La prensa no suele hacer referencia a las dudas de los especialistas y los efectos colaterales de la RU 486: dolor; exige analgesia, durante la expulsión del feto; náuseas y vómitos; hemorragia importante en el 10% de las mujeres tratadas; entre el 5 y el 20% de los casos se produce retención del feto y es necesaria la intervención quirúrgica. Por estas complicaciones se excluyó ordinariamente la libre comercialización y se administró bajo control médico, pues supone al menos tres visitas a una clínica. Pero las declaraciones del Card. Meisner son contundentes y van al fondo de la cuestión.
En primer lugar: la introducción de esa píldora, ¿no es una "cuestión médica"? A primera vista parece claro: es el Instituto Alemán de Medicamentos el que decide si aprueba un determinado fármaco. Con razón no actúan representantes de la Iglesia en ese proceso. El Instituto ha de enjuiciar dos aspectos: primero, si los efectos colaterales de un fármaco son aceptables; segundo, si el efecto médico deseado se produce realmente. Por lo que se refiere a la primera cuestión, en el caso de la RU 486 hay que confesar que la Iglesia no tiene competencia propia. Respecto a si realmente se produce el efecto deseado, a uno se le hiela la mano al escribir. Pues el "efecto deseado" de la RU 486 es... la muerte de un niño. Aquí, la Iglesia ha de elevar la voz y decir la verdad: matar a un ser humano no es ninguna "cuestión médica"; enjuiciar un "efecto deseado" de dichas características supera las competencias del Instituto Alemán de Medicamentos. Matar a un ser humano es una cuestión moral.

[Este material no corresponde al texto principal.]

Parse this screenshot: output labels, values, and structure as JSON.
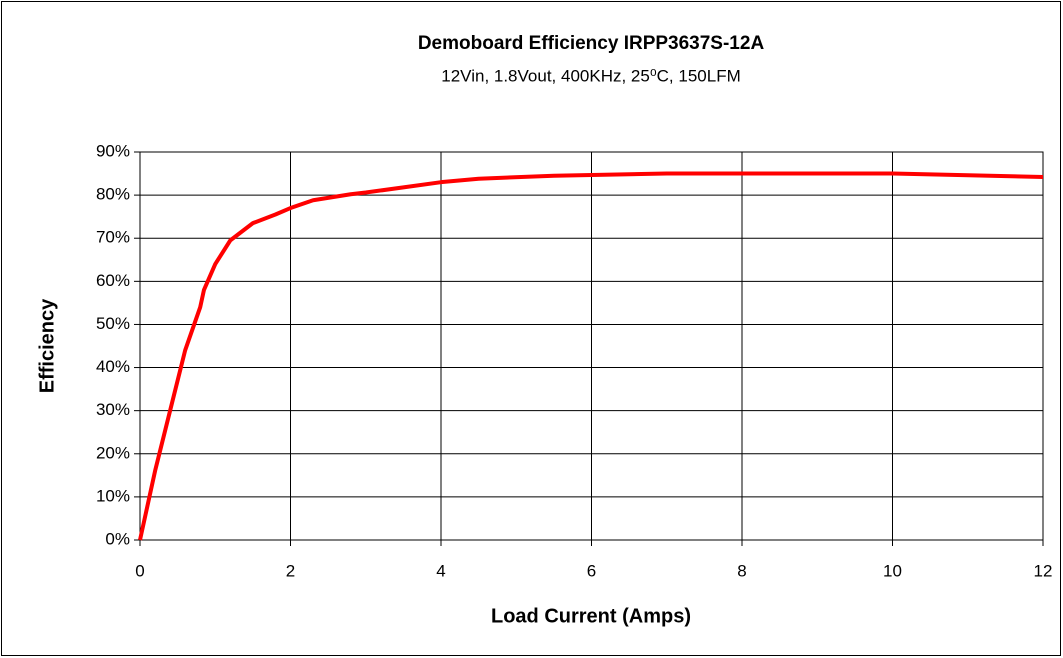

Es una intervención valiente. Y respetuosa, añado. Vale la pena una última afirmación de Meisner: La Iglesia reivindica el derecho a "someter a un juicio moral también las cuestiones políticas, cuando lo exigen los derechos fundamentales de la persona humana o la salvación de las almas", como dice el Concilio Vaticano II. Pero esto significa también que ha de hablar partiendo del mensaje cristiano y que no ha de dar su opinión sobre cualquier asunto. Si se inmiscuyera continuamente en la política, pondría en peligro su reputación y, sobre todo, su misión. La Iglesia tiene un legítimo respeto frente al Estado y a la política, que se manifiesta en su discreción en cuestiones en las que no tiene competencia propia.